"It wasn't even a proper hospital. The facilities were no good," said a man familiar with the case who asked not to be identified for fear of retribution. He said that Feng had left her village to give birth, but went back briefly to take care of things at home and was grabbed by family planning employees. "They took her when she was alone. They had no permission. Nobody agreed. It wasn't right."
Nowadays, it's not so much a matter of having a large family to work in the fields. Chinese villagers want one child to go away to work and earn money, another to maintain the family home in the village. As the Chinese countryside goes, Shandong is relatively prosperous with its easy access to Beijing, Tianjin, Qingdao and the oil fields along the coast. Many families are willing to pay the fines, which run up to five times annual income, for an extra baby.
The one-child policy is now more than three decades old and is credited by Communist authorities with preventing 400 million births. But in this era of urbanization, China's neighbors, Taiwan and South Korea, have lower birthrates without coercive measures, as people marry later and move into smaller homes.

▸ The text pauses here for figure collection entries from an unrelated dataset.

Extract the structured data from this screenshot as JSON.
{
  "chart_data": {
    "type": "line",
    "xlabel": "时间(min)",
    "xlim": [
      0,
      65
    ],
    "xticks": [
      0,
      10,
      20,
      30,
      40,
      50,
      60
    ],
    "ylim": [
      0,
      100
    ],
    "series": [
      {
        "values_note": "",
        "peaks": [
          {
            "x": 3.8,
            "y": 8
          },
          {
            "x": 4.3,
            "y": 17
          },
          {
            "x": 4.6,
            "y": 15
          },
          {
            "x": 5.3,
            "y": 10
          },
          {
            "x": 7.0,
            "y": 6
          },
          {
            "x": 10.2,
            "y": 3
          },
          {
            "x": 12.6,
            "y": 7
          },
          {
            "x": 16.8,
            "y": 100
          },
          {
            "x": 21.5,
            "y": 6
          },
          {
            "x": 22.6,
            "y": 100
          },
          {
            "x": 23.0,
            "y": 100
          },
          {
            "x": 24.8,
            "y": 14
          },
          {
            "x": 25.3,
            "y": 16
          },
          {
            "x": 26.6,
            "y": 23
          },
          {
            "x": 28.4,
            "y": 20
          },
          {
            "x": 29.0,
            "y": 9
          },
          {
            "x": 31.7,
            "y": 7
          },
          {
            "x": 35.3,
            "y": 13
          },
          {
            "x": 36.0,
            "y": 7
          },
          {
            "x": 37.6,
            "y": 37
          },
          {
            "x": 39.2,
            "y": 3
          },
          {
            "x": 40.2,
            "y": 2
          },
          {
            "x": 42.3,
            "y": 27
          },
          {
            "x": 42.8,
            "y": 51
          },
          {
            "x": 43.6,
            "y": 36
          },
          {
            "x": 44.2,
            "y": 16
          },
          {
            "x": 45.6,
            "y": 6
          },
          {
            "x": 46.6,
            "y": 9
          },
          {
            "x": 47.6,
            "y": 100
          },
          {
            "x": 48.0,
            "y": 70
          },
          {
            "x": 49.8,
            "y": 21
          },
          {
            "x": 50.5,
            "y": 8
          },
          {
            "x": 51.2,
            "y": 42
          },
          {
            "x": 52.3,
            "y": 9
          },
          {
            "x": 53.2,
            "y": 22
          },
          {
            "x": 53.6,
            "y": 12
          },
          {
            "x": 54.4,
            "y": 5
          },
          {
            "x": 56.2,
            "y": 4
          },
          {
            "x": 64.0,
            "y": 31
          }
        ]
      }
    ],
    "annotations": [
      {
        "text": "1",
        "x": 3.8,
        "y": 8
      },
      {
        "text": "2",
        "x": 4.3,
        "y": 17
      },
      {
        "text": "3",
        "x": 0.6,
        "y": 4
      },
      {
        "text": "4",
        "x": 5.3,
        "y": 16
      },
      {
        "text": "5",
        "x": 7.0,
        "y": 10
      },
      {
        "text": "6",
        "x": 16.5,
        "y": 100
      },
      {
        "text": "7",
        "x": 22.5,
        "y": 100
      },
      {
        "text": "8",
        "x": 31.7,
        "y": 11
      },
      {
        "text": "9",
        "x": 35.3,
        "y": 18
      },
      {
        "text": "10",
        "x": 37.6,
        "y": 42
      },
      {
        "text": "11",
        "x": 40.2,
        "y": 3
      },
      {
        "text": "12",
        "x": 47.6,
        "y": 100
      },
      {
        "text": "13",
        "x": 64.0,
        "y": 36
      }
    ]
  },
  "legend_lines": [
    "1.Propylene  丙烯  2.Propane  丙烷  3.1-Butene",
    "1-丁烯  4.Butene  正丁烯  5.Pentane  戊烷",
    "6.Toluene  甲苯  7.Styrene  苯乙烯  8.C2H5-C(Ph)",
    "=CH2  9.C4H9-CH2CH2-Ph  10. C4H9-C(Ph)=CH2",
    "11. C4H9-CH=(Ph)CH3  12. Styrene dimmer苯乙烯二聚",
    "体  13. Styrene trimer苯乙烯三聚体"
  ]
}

Chinese policymakers in recent years have seriously discussed relaxing the rules because of an aging population and a gender imbalance in favor of boys. But the seemingly glacial pace of change only makes it more frustrating for those who want more children and don't have time to wait.
Meanwhile, Communist Party cadres can be denied bonuses and blocked from promotions if there are excess births in their jurisdictions. Every village has a family planning committee and in some, women of childbearing age are required to have pregnancy tests every three months. Periodic campaigns with banners, quotas and slogans can lead to abuses such as in 2010, when authorities in the southern city of Puning, in Guangdong province, vowed to sterilize 9,559 people despite strenuous objections from human rights advocates.
The sense of unfairness is heightened by inconsistency in how the rules are applied. In some rural jurisdictions, people can have a second child if the first is a girl, but only after a waiting period. In other places, a second child is permitted if both parents are single children. Paperwork to obtain permission is cumbersome.
The rules are bewildering. The Beijing News carried a story last week about a young couple who had to collect 50 pages of documents and receive permission from 10 of their nearest neighbors before they could get approval to have a second child.
In the recent Shaanxi province case, the parents thought they were entitled to a second child because they lived in the countryside and their first was a girl. But they were informed late in the pregnancy that the wife's application would not be accepted because she was registered to live in an urban area. Family planning officials requested $6,500 to approve the pregnancy.
"They decided to make an example of us," said the husband, Deng Jiyuan.
In Lijin, Ma Jihong and her husband, Gao Xuetao, had two daughters already, but still wanted a son. Gao was his family's only son and Chinese believe their ancestral line is traced only through the males. Many other families in the village had managed to have more children by paying the fines.
What went wrong, the family still doesn't know. Lijin County officials said in a statement that she had been sent for a "labor-inducing operation," but that her "breath and heartbeat suddenly stopped before she was injected with labor-inducing medicine." Only then was she transferred to the county hospital.
The family never found out whether they would have had another girl or the boy they'd long sought. To little Yanyan, it didn't matter.
"I didn't want a little brother or a little sister," the 5-year-old said, looking down at her feet with embarrassment over her confession. The obvious went unspoken: What she wanted was her mother.
Nicole Liu of The Times' Beijing bureau contributed to this report.